Cicadas in the Garden
i
and
in the morning, our tongues opened to the sun
awoke and tumbling, we tripped over our shadows in the corner of the kitchen
love providential
and the sun as loud as the artillery explosions constellating the countryside
and the sound of your heart at run
"It seems to me I am trying to tell you a dream.”
Nostalgia that twinned-way heart journey,
breaking and healing over the train clacking
of touch and story
and hope horizontal sifting slightly, left
Twinned and beleaguered your beloved
as near this long-lost coming toward,
rhyming, always rhyming
“It seems to me you are trying to crack open a dream.”
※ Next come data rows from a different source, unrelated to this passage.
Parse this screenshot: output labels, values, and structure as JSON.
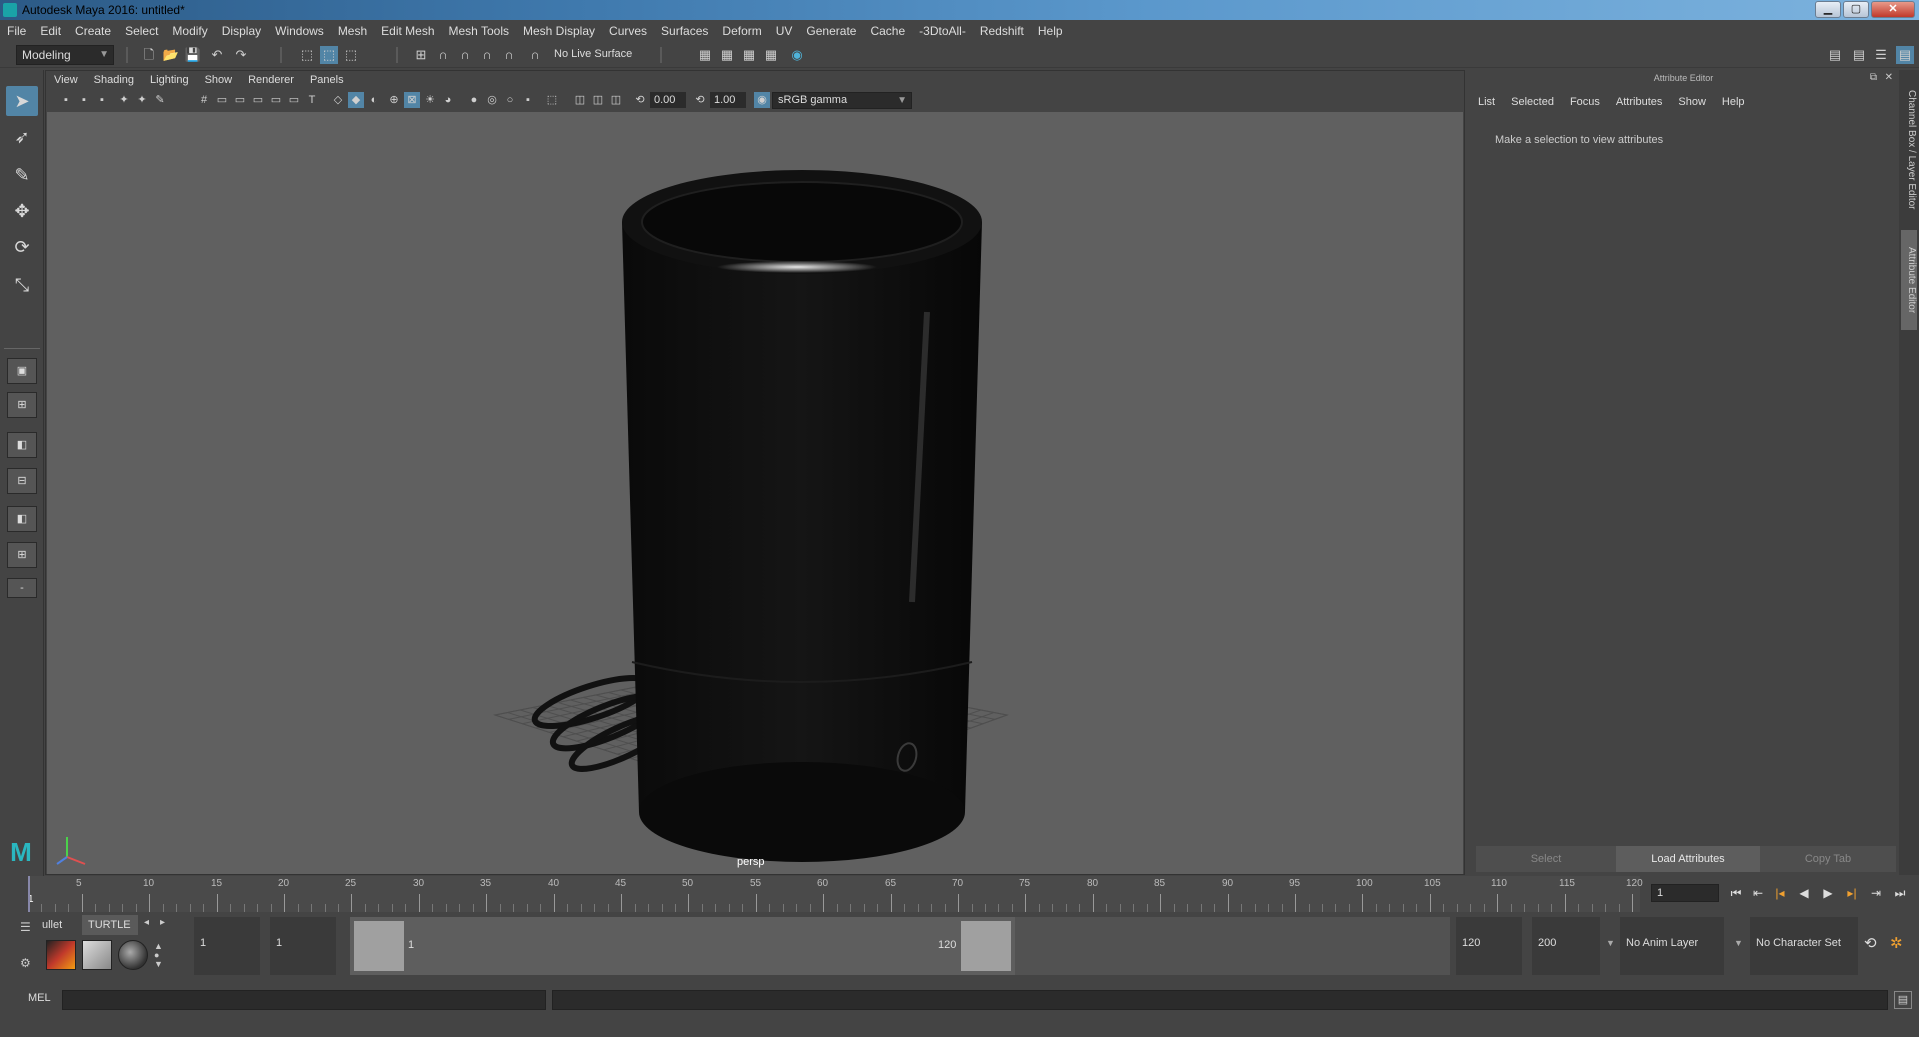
{
  "window": {
    "title": "Autodesk Maya 2016: untitled*",
    "minimize": "▁",
    "maximize": "▢",
    "close": "✕"
  },
  "menubar": [
    "File",
    "Edit",
    "Create",
    "Select",
    "Modify",
    "Display",
    "Windows",
    "Mesh",
    "Edit Mesh",
    "Mesh Tools",
    "Mesh Display",
    "Curves",
    "Surfaces",
    "Deform",
    "UV",
    "Generate",
    "Cache",
    "-3DtoAll-",
    "Redshift",
    "Help"
  ],
  "statusline": {
    "workspace": "Modeling",
    "live_surface": "No Live Surface"
  },
  "panel": {
    "menu": [
      "View",
      "Shading",
      "Lighting",
      "Show",
      "Renderer",
      "Panels"
    ],
    "exposure": "0.00",
    "gamma": "1.00",
    "color_space": "sRGB gamma",
    "camera": "persp"
  },
  "attribute_editor": {
    "title": "Attribute Editor",
    "menu": [
      "List",
      "Selected",
      "Focus",
      "Attributes",
      "Show",
      "Help"
    ],
    "message": "Make a selection to view attributes",
    "buttons": {
      "select": "Select",
      "load": "Load Attributes",
      "copy": "Copy Tab"
    }
  },
  "side_tabs": {
    "channel_box": "Channel Box / Layer Editor",
    "attribute_editor": "Attribute Editor"
  },
  "timeline": {
    "ticks": [
      "5",
      "10",
      "15",
      "20",
      "25",
      "30",
      "35",
      "40",
      "45",
      "50",
      "55",
      "60",
      "65",
      "70",
      "75",
      "80",
      "85",
      "90",
      "95",
      "100",
      "105",
      "110",
      "115",
      "120"
    ],
    "start_label": "1",
    "current_frame": "1"
  },
  "shelf": {
    "tabs": [
      "ullet",
      "TURTLE"
    ]
  },
  "range": {
    "start": "1",
    "playback_start": "1",
    "range_start_label": "1",
    "range_end_label": "120",
    "playback_end": "120",
    "end": "200",
    "anim_layer": "No Anim Layer",
    "character_set": "No Character Set"
  },
  "cmdline": {
    "label": "MEL"
  },
  "colors": {
    "accent": "#5285a6",
    "viewport_bg": "#606060"
  }
}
a dolphin chirping next to a boat, suddenly
a dorsal rainbow over a cruise ship locked in a Charleston dock,
Pollyanna tucked in for the night, thin out from the carnival’s dancing
and in the morning, cicadas in the garden singing
bright bars of tune-measure that fall upon us like timbre tiptoed and light
the thin, cinnamon light.
ii
and
there you go rhyming once again the scribbles of life
humming yourself into stanza and meter, even amid grief
that line that encircles the kitchen shadows and holds each of us in place,
the outline that brings the color taken and chalked behind your stepping
passing palimpsests lit up on the wall of the bedroom at night, the passing
traffic and transportation lights swaying up the corner
rapping up the quotidian and softened bodies in the grind of night--
the absences, their infinite shells, the jewel in the net, the lotus and the lore
the lair filled by dragon stone and dream
her demands and his awkward commands
and in the morning all that which slid under our eyes and coiled our heads left written
on our heart-bones all along
and
“I am waiting.”
So we write that upon the scars of the river and the apples into bottles strung from a tree on the hill
turned recalled memory into Calvados, fallen upon the shy shadows imprinted in the waiting grass, underneath us, here
tsundoku
our names tributaries in the country of the country of the landscape at night
iii
and again, recall
our tongues open to the sun, long round the red and rung mountainous air, a tram gambols at the pace of loss and you turn toward the east where the peninsula buckles from your pivot
the lighthouse and sentry still in their encampment over the Cape, the birds song your name over the dunes of Hatteras, beaking rhyme and rotor and we stood among the away
and trading tempers takes us wingward, along and alone the Ambergris hour the trains distant
the cicadas in the garden singing long and our tongues open to the light
touching us once again at angles
peculiar and unlocked, our hearts held just long enough
and the chorus of the grass and your small hands untying secrets of our life unscramble and upright.